I never know if I am actually lifting in a challenging way. Right now, I try to choose a weight that I can reach my max reps in sets one and two, but not three....but I don't actually feel as though I have had the most challenging work out the next day. I am rarely sore. Not that I want to be sore after every workout but it would seem as though I should be feeling it the next day, at least somewhat. Right?
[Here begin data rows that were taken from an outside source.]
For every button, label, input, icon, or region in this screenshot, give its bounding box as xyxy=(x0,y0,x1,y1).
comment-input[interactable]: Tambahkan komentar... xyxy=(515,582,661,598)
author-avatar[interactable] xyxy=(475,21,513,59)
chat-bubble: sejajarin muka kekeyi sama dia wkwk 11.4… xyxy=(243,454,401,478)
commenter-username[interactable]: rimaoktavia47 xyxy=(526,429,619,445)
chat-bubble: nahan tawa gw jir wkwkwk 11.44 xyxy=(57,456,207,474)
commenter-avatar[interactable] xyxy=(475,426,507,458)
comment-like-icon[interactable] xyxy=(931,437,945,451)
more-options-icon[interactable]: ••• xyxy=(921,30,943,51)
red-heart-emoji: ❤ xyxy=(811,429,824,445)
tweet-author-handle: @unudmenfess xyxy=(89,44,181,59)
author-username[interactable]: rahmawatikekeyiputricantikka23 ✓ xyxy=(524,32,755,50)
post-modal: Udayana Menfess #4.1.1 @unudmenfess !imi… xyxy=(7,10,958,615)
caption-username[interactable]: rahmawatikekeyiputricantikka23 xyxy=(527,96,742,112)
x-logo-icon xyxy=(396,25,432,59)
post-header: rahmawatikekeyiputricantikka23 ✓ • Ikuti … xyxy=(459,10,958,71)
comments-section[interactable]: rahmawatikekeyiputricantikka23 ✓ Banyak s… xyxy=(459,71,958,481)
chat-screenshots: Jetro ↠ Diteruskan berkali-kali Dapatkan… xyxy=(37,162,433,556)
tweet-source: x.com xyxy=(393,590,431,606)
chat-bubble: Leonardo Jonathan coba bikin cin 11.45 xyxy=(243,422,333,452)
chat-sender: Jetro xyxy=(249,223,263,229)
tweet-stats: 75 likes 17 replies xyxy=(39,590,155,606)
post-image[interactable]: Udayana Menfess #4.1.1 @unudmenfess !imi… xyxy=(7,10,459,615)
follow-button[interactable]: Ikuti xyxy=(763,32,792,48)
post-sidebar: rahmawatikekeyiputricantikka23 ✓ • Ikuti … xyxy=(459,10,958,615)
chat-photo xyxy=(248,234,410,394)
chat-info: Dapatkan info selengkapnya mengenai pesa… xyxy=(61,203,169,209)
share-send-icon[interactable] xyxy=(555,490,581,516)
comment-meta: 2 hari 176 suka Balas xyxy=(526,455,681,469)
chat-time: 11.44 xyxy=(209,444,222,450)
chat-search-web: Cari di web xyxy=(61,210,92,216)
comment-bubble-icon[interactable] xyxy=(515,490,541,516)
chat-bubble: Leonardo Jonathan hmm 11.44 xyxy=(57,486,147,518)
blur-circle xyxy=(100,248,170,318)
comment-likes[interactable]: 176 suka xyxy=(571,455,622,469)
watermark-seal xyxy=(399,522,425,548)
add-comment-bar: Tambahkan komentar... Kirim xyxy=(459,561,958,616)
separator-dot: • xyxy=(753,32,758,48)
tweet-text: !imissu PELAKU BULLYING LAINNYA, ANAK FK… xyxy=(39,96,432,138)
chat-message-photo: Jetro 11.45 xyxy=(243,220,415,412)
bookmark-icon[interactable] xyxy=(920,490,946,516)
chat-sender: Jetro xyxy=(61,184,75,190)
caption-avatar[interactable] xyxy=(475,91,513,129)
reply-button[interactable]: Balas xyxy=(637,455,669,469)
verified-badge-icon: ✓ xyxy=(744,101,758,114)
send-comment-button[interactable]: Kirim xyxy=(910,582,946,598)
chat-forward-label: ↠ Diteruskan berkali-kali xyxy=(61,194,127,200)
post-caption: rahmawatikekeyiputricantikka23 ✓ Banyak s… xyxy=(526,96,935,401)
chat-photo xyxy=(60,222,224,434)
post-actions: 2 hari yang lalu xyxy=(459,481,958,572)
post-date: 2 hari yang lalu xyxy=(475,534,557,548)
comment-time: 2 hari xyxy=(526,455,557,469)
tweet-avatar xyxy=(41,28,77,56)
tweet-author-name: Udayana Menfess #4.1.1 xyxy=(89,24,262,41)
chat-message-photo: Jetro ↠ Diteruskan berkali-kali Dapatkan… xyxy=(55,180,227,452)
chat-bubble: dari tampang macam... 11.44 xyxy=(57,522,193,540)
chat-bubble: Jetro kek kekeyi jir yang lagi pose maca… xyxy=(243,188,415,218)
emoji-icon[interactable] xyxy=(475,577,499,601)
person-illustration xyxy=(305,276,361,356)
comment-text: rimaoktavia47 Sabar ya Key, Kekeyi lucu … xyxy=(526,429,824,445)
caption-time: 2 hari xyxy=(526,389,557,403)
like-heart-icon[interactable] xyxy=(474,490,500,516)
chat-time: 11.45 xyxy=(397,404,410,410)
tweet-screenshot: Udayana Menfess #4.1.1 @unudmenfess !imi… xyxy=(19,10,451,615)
As you can tell I have never worked with a personal trainer (DIY kind of gal).
Thanks.0 -
There is a formula which will answer your question It is called your 1 RM
For safe and effective resistance training, it is recommended that the average, healthy person perform at least one set of 8 to 12 repetitions (or lifts) of a weight that feels challenging by the last couple of repetitions. This would correspond to 60 to 80 percent of your 1 repetition maximum and is good for both muscular and strength conditioning.and is a sound guideline that will yield a good balance of strength and muscular conditioning. It should be done 2-3 times a week.0 -
Thanks for all the great replies. Will take a good look at my sets on Monday when I start again for the week.